This study used data from the NHI, which provides mandatory universal health insurance that covers all forms of health services, including hospitalization, ambulatory care, and pharmaceutical services. Medical institutions submit health care utilization information in electronic format for reimbursement purposes, and this information is integrated into the HIRA claims database, which covers the entire population of Korea (about 51 million people). The database contains information on all patients, including demographic characteristics, ambulatory care history, principal diagnosis and comorbidities using the International Classification of Diseases, 10th revision (ICD-10), prescriptions, and procedures.

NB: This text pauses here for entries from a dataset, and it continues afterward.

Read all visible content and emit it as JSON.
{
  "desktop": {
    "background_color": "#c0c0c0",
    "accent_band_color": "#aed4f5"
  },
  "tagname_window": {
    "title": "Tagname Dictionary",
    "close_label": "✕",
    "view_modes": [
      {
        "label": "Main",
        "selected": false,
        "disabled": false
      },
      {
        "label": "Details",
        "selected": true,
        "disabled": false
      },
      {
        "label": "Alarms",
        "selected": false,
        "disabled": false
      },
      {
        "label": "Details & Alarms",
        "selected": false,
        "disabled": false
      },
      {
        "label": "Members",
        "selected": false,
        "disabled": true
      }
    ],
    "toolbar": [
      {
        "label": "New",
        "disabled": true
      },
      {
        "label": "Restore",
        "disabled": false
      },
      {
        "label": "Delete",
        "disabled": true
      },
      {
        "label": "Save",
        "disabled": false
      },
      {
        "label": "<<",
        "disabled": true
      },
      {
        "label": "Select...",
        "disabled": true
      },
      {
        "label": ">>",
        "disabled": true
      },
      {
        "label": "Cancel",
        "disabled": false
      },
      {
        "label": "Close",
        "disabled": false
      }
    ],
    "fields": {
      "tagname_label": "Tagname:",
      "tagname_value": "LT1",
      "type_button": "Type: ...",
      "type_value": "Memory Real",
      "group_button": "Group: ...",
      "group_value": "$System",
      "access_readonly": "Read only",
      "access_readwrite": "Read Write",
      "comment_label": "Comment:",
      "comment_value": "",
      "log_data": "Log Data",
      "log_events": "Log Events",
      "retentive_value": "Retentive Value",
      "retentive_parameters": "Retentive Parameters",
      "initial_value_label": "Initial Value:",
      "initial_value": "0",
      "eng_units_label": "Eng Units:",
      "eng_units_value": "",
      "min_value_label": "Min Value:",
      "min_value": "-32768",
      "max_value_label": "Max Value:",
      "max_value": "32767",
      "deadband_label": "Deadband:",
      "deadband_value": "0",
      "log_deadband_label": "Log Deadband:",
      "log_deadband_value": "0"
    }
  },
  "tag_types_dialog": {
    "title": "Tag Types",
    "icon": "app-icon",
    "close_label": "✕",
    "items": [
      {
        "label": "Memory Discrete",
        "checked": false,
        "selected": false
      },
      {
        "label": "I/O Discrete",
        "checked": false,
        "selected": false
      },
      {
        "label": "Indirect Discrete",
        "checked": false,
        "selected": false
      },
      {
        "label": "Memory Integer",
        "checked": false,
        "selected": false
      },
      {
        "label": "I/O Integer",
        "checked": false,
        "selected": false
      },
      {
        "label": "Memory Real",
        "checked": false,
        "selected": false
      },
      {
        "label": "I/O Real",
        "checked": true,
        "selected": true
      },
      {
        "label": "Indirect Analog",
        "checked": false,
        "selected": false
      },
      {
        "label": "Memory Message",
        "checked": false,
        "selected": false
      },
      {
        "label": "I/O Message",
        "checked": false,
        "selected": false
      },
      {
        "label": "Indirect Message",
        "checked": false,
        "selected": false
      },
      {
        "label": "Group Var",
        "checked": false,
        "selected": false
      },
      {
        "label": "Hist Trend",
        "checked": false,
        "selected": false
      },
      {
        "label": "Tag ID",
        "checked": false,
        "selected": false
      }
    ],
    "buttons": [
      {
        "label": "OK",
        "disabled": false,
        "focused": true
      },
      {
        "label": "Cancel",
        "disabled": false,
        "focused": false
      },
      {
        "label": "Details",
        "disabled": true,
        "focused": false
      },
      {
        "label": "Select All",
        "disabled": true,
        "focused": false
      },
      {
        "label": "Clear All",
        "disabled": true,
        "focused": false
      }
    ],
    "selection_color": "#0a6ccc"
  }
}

Beginning in 2006, the NHI initiated a registration program for 138 rare intractable diseases (RIDs), including BD, in order to subsidize the medical expenses of patients with RIDs. Through the RID program, the Korean government covers 90% of the hospital expenses for patients with RIDs so that those patients pay for only 10% of their hospital expenses. Considering these medical benefits, a diagnosis of BD is not likely to be missed in the RID system. Additionally, the diagnosis must be made based on very strict diagnostic criteria provided by the RID system and must be reviewed by the corresponding healthcare institution before being submitted to the NHI. Thus, data regarding RIDs are verified and reliable. Our study only included cases of BD certified as RIDs in the HIRA claims database.

Patient identification

Patients identified as having BD in HIRA from January 2011 to December 2015 were included in this study. In the RID program, BD was diagnosed using the International Study Group diagnostic criteria for BD (recurrent oral ulcerations plus two of the following criteria: recurrent genital ulcerations, eye lesions, skin lesions, and positive pathergy test) [2]. To increase the diagnostic accuracy of BD, BD was determined in cases that met both the appropriate diagnostic code (ICD-10 code: M35.2) and the RID code (V139). The date of initial registration in the RID program during the study period was regarded as the date of BD diagnosis.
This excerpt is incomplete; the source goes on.